Наконец,  бабушка собралась с духом- Мне, кажется, Света, нам не следует сегодня туда ходить
-Почему?
Приехал Борис, и...
Борис!!! Он приехал, правда, он приехал!!!...  Я больше не слушала бабушку, я кинулась к платяному шкафу, распахнула дверцы. На пол цветным ливнем полились платья, блузы, сарафаны, вешалки противно цеплялись своими клювами и я их тоже бросала на пол. В чем... В чем идти? Может это, розовое  с плоеными оборками, нет не годится, буду в нем, как пирожное безе,... или это с букетиками цветов  разбросанными по салатному полю?... нет, оно какое-то детское, и к тому же ,буду похожа в нем, на лужайку... Наконец платье выбрано, простое, гиацинтового цвета, но взрослого фасона, с вырезом лодочкой  К нему подойдут лаковые туфли на каблучке....

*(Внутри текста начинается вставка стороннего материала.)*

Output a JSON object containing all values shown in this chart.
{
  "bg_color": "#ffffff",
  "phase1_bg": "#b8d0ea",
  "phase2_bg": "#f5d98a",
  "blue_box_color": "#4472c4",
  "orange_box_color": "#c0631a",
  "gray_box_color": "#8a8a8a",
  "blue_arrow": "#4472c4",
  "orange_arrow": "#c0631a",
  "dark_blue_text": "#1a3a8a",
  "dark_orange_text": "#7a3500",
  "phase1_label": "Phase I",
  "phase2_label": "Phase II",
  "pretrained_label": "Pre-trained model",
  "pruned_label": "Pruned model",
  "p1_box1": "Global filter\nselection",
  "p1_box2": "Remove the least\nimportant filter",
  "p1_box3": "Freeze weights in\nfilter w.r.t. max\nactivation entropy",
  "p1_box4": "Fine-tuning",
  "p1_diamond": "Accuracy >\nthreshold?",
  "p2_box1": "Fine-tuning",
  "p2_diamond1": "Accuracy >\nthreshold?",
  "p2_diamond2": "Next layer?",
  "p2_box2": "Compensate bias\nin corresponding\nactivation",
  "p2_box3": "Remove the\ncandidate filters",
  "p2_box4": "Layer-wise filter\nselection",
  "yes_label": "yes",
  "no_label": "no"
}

Всю дорогу мы молчали. Я знала, что бабушка неодобряет наш поход.
 Мы никогда не говорили с ней о Борисе. У нас так не принято. И вообще у бабушки все молчком:  обида, горе -молчком, и радость, молчком. Так и шли мы молчком, потому что о главном говорить было невозможно, а о пустяках не хотелось.
 Я шла, и чтобы не думать о Борисе, думала о бабушке. Все ее звали- Александра Максимовна. Она была учителем начальных классов. А в первые послевоенные годы работала в детской трудовой колонии, куда собирали беспризорников, высеянных войной, на обочину жизни. Она всегда была одинока. Я ничего не знала о ее личной жизни. Вроде был какой-то Николай, и, то ли погиб на форонте, то ли сгинул в житейских волнах.
 Она всегда была подтянута, хоть время и подплавило слегка контуры ее фигуры, но все же сохранило приятную компактность, и ходила она всегда с прямой спиной, и одевалась просто и строго, по учительски- в блузку с юбкой. Было у нее только два платья. Одно нарядное, из синего паплина, к которому полагался воротничок из вязаных кружев; и серое, в шотландскую клетку, с ремешком на поясе.
 Мои родители были геологи и все сновали по стране, из конца в конец.
То они на Диксоне, то в Казахстане, то в таинственной республике Тыва.
 А мы жили своим порядком. И даже когда шумные, загорелые и веселые родители сваливались нам на голову, то уже через два дня начинали нам мешать, внося в нашу жизнь хаос, сумятицу и чужой запах.
 А еще год назад, я узнала, что бабушка,  взяла мою маму из детского дома. Но это ничего не изменило в наших с ней отношениях.
Вот она шагает в своих ботиках на кнопках, крепко и уверенно ставя ногу.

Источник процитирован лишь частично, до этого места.